Posted by ramiri 7 (My Page) on
Fri, Sep 2, 11 at 11:01

I was wondering if anyone else has had any experience with 2nd generation seeds. I guess that's what they would be called, I'm not really sure. I've been refering to them as my Grand-flowers. :)
I collected seeds from Columbine I already had in my garden and I sowed them a few weeks ago and they are already sprouting pretty good.
Anyway, I just wonder if they'll flower well next spring.
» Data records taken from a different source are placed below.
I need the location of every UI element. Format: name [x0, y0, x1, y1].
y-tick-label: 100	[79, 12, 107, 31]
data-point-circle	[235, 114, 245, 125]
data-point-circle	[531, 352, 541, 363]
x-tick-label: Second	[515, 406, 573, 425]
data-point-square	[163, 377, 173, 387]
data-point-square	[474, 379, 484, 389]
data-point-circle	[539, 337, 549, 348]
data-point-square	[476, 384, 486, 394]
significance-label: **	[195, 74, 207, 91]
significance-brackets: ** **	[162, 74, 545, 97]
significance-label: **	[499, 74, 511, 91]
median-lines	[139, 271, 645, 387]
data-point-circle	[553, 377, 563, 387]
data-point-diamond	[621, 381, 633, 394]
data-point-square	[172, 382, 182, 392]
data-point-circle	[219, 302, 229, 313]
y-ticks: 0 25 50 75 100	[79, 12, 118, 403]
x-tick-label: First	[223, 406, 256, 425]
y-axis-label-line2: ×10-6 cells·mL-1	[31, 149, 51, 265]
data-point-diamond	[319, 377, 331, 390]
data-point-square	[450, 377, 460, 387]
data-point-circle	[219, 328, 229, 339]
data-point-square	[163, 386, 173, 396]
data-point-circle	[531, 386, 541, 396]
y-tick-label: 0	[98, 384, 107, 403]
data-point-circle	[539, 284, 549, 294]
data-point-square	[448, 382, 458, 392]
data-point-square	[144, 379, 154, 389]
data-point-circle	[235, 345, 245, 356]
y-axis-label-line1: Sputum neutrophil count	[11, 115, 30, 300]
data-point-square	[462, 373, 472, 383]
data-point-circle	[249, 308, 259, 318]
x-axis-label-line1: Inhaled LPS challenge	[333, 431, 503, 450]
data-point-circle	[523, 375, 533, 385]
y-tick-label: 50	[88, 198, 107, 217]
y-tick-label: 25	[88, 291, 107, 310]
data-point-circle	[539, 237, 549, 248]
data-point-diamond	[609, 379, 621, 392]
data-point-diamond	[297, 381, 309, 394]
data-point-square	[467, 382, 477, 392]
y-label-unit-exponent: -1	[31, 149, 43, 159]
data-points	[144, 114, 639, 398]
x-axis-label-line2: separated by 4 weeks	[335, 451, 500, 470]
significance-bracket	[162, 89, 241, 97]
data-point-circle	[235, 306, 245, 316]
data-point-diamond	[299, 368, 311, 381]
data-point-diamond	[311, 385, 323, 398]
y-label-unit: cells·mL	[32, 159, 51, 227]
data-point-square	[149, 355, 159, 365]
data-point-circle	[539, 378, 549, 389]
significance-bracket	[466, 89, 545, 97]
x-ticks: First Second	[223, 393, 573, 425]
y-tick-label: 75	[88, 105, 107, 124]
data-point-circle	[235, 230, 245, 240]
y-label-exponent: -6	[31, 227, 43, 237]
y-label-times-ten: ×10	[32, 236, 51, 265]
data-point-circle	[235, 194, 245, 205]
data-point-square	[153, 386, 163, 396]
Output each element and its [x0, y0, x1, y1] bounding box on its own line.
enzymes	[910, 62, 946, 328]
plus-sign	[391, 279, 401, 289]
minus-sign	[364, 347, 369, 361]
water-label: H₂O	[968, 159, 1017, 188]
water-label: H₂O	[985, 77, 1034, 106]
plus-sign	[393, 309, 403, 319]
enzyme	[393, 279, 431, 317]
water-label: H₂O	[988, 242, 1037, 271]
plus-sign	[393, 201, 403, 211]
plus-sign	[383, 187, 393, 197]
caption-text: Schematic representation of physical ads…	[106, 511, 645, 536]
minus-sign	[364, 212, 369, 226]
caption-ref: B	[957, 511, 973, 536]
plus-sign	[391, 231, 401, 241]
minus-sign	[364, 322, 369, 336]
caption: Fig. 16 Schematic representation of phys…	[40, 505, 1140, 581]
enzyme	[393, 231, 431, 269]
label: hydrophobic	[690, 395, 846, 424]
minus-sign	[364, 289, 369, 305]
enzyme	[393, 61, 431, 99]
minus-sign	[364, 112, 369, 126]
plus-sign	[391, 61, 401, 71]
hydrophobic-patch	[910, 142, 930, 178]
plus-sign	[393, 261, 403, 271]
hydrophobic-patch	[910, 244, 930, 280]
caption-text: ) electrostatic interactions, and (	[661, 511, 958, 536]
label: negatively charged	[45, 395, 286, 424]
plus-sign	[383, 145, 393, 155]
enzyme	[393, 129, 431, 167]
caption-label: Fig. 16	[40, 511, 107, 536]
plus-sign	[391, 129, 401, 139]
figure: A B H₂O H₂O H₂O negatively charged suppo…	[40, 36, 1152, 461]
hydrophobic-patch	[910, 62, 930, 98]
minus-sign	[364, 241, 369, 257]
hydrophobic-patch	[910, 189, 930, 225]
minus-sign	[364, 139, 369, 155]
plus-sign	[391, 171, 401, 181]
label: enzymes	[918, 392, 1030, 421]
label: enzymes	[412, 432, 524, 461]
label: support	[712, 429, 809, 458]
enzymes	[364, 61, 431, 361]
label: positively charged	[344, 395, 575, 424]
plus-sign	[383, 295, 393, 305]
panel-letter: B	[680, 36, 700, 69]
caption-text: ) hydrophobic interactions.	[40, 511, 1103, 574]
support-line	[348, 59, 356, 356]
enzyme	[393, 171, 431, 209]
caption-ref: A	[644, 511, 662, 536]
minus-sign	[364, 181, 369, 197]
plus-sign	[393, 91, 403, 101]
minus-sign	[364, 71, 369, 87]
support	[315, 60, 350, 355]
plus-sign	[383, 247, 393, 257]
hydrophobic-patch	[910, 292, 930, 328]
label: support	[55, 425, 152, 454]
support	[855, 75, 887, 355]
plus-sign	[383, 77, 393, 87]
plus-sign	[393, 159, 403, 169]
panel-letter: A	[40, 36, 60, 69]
I am also curious if they'll end up a different color, or better yet, White.
I have Texas Gold and Blazing Star Columbine.
I was also curious to find out if it would be a good idea to plant them in the ground this year before it gets cold, or to keep them in pots and indoors until the spring.
Thanks for any advice!

Follow-Up Postings:

RE: Columbine Seedlings

  • Posted by remy 6WNY (My Page) on
    Fri, Sep 2, 11 at 19:03

Plant them as soon as the weather is moderate so they have a chance to take hold before winter sets in. High heat temps are not a good time to try and plant since it adds an extra stress to the plant, but one it is in the 70's and there's rain in the forecast, it is a good time to plant. Don't leave them inside all winter!
They might bloom on the spring. They might be the same or they might be different. Columbines are known to be promiscuous and have varied seedlings. Though the Texas Gold is a type of species so the seedlings of those might all be the same.
Hope that helps,

RE: Columbine Seedlings

  • Posted by pippi21 Zone 6b Silver Sprin (My Page) on
    Fri, Sep 2, 11 at 21:31

I'd like to dig up some columbines seedings to take to a plant swap and I know they are tender perennials and afraid they won't make it. Is it too late to dig them up and pot them up now when the plant swap is only a week away?

RE: Columbine Seedlings

I save seed every year from my plants-a combination of purchased & traded seeds, so I don't know exact variety names. I wintersow them & have had good results. I plant them in a woodland garden I have at a spot I can only tend on weekends (at best!) and they have thrived with less-than-constant attention.

RE: Columbine Seedlings

Just one point pippi21 - I don't think anyone would class columbines as tender. As to whether you can pot them up now in your zone I can't tell not knowing your climate. But I would warn that they are fairly tenacious rooters and need digging up with a good root ball. They are hard to pull out when weeding. They tend to break off.

RE: Columbine Seedlings

Thanks for your pots I miss their blooms this far south. I was trying to raise my first columbines when we moved to Texas and they are so beautiful.